Um mês para valorizar a vida

O amarelo colore o mês de setembro para levantar um debate importante e evidenciar uma campanha nacional. O Setembro Amarelo ocorre no Brasil desde 2015 para alertar sobre o suicídio e derrubar as barreiras do preconceito que envolvem doenças como a depressão e ansiedade. Mesmo com cinco anos de existência da campanha, o psiquiatra e doutor em medicina, Rafael Moreno, revela que muitas pessoas desconhecem a ação e temem abordar o assunto.

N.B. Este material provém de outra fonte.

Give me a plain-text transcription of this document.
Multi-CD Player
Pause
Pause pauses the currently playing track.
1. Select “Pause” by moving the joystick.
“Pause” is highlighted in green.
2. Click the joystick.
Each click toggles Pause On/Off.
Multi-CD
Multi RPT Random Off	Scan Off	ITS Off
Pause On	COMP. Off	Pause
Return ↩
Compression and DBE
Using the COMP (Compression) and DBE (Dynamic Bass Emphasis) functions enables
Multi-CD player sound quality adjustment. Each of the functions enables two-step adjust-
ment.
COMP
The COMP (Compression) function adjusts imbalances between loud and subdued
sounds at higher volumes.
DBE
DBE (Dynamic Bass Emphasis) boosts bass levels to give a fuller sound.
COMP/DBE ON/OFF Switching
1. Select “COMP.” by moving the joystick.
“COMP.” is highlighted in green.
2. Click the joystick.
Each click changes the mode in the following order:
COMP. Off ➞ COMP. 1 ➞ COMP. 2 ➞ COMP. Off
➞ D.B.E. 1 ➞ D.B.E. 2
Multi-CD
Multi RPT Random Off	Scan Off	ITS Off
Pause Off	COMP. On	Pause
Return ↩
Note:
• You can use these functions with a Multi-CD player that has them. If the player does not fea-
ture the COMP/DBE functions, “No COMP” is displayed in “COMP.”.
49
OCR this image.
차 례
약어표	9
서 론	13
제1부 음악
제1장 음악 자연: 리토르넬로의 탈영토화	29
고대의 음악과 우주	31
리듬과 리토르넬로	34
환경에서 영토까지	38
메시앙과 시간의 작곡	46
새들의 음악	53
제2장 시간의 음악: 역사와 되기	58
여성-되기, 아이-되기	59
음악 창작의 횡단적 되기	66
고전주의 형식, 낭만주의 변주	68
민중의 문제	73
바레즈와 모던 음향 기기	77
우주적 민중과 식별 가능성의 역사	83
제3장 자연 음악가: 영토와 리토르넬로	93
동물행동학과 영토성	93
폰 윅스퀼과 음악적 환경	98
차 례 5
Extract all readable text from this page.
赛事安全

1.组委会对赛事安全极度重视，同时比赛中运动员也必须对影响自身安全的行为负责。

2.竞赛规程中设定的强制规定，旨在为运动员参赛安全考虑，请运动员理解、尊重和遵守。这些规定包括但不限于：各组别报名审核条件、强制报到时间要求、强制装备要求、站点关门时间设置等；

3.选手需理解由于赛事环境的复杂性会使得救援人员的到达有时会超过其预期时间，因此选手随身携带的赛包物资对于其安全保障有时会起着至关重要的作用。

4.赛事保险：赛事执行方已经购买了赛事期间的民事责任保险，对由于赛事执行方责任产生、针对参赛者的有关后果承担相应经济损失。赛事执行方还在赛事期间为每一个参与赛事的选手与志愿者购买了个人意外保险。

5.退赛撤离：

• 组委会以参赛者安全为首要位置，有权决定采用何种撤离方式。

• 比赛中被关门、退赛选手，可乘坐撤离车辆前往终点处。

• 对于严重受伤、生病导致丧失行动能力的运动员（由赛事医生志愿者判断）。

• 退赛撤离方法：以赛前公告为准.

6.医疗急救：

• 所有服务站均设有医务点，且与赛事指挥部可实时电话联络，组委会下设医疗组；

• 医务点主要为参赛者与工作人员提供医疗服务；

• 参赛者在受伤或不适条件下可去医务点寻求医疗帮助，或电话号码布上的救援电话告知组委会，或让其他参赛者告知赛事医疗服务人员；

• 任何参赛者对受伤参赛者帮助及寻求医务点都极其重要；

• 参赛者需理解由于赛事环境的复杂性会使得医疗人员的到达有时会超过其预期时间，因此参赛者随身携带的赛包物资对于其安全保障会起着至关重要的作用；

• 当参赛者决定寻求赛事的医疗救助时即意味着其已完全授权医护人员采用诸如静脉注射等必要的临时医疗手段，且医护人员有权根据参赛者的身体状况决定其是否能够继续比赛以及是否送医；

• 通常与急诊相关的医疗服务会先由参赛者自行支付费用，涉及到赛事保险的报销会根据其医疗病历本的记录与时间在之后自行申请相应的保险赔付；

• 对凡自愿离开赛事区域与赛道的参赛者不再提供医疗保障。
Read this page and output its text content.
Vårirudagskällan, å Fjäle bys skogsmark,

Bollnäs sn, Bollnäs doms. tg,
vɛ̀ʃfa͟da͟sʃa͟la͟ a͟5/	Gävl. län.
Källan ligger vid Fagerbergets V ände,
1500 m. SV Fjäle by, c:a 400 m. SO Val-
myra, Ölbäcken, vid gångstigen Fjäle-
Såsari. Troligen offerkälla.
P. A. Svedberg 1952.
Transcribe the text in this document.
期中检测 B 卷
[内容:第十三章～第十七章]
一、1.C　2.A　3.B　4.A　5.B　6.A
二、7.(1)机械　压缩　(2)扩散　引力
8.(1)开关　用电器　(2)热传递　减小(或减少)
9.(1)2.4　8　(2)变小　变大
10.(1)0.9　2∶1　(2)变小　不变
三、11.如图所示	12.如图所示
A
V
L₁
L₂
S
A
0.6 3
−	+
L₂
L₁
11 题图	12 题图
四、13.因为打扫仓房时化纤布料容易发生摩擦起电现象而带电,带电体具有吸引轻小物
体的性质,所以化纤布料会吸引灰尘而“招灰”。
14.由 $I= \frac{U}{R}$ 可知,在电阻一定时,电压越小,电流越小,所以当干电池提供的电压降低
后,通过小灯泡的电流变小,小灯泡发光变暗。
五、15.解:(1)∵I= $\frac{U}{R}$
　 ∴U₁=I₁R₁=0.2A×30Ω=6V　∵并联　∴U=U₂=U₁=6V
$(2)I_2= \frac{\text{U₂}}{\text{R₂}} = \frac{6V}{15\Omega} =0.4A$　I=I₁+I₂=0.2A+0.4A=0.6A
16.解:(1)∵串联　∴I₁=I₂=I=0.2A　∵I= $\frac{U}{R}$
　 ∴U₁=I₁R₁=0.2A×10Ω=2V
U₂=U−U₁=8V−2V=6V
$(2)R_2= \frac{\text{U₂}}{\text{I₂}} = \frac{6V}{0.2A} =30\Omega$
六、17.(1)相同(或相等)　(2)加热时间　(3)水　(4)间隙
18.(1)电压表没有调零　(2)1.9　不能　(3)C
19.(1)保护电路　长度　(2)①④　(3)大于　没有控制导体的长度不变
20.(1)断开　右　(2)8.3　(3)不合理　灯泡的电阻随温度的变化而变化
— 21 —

“Falar sobre suicídio, desde que envolva qualidade no conteúdo da abordagem, é importante para ensinar a população sobre a frequência com que ele ocorre, as possíveis causas e como preveni-las”, destaca Moreno. De acordo com o especialista, o suicídio é uma causa de morte prevenível, assim como o câncer. Esta é a importância do Setembro Amarelo”.

O suicídio, assim como os comportamentos associados, como pensamentos e tentativas, são fenômenos com múltiplas causas, ou seja, o que leva uma pessoa a tirar a própria vida não necessariamente levará outra a fazer o mesmo. Por isso, o médico destaca a importância de abordar o tema com responsabilidade e com embasamento científico. Ao procurar se inteirar sobre, deve-se buscar um profissional ou informações em fontes confiáveis.

“Ouvir uma história de alguém que passou por uma crise suicida, por melhor intenção que tenha, pode influenciar quem ouve a tentar. Nunca devemos abordar o método utilizado para se matar, por exemplo. Isto é um erro comum na imprensa. Devemos falar, mas com cuidado”.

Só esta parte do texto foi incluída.